Should you convert your cassette tapes to digital formats? This is a great topic that includes some areas that are debated daily by a lot of people.
Is this cassette a personal recording (family conversations or gatherings, etc.)?
Is this cassette a copyrighted recording?
If it is copyrighted, are you the holder of the copyright?
Is this cassette a professional recording of copyrighted material?
Here are few considerations when converting and the legality involved. The following information also applies to all recorded material that you wish to copy like CD’s, Cassette’s, 8 Track tapes and vinyl records.
You have a cassette tape of your favorite 70’s band that you want to be able to play on your MP3 player. This is a copyrighted product and law prohibits you from making a copy in any format. So the correct answer in the United States is NO: you cannot copy that recording because you do not hold the copyright.
Now as a side bar, will the record companies or the artist track you down and prosecute you? Not likely!
In some public statements record companies have said they don’t mind when someone who has purchased a tape makes an upgraded copy for themselves. The record companies also have stated that they don’t mind if you make a CD back up of your legally purchased CD.
Now this does hit a gray area because you have to be very careful with what you do with this conversion or backup. For instance, if you make more then one copy and give one to a friend or even a family member, that still constitutes as distribution (even if you didn’t sell it!). This big violation currently has a penalty of $250,000 and up to five years behind bars. Ouch!
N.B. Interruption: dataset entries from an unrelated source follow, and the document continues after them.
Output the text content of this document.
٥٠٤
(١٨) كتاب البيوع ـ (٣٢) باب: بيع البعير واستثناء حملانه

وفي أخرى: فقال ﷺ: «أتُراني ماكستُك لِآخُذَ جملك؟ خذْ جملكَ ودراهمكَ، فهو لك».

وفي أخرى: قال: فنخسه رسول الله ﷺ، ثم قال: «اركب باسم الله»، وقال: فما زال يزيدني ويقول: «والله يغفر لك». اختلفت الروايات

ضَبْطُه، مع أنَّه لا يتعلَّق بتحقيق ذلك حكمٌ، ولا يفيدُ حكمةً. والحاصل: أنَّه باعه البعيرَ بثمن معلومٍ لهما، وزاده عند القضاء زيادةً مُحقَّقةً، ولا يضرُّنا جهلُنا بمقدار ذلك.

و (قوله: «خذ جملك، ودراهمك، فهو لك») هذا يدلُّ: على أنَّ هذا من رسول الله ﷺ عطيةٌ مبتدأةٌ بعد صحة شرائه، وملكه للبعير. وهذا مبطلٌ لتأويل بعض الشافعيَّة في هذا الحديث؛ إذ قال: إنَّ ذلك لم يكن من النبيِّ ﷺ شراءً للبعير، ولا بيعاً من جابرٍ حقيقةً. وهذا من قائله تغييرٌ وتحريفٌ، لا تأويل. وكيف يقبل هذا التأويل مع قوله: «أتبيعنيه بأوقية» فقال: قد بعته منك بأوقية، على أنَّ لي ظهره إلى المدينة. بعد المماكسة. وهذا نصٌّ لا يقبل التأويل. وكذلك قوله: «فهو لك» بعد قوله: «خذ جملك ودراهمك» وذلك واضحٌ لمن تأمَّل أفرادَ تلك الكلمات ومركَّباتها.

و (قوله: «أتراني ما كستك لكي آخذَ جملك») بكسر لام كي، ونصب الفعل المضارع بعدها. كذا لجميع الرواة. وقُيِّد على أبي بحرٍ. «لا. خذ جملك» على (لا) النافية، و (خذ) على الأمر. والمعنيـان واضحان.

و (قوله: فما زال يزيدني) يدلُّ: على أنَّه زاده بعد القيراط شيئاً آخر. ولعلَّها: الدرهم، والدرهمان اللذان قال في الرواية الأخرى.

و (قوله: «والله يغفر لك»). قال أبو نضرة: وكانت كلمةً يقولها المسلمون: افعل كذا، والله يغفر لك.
Personal Recordings (Non-Copyrighted)
If you have a personal cassette or some other format that you want to make a digital copy of, you can do so as long as it is not copyrighted. In today’s world it is not very hard to do. You can contact just about any recording studio and they can convert it for you, or you can acquire the tools and do it yourself.
You can look online and find production companies, transfer houses or recording studios that specialize in analog to digital transfer.
You may have the ability with your own computer to do it yourself. Computers come with a basic audio program that will record audio and burn to CD or save as MP3 files. You can also go online and find free software programs and free trials that do this.
One of the differences between having it done by a professional house and doing it yourself is that the professional has trained audio engineers who can remove tape hiss and add noise reduction professionally to restore the sound to today’s standards. Tape hiss is the steady airy type sound that you can hear in between songs or during pauses on the tape.
Professionals also will make sure that the levels meet the industry standard and the sound is restored professionally. Pros have the tools to do it right and they know how to use those tools. So if you would like your analog to digital recording to sound the best, look for a pro to help. If it is just for you and you don’t mind spending the time, go ahead and do it yourself.
In the end, you can make a copy of an analog tape as long as the copy is for personal use and the law does not prohibit you from making a copy. You can also copy your own material. Use audio software or take advantage of professional services to restore the sound when transferring your analog tape to a digital format.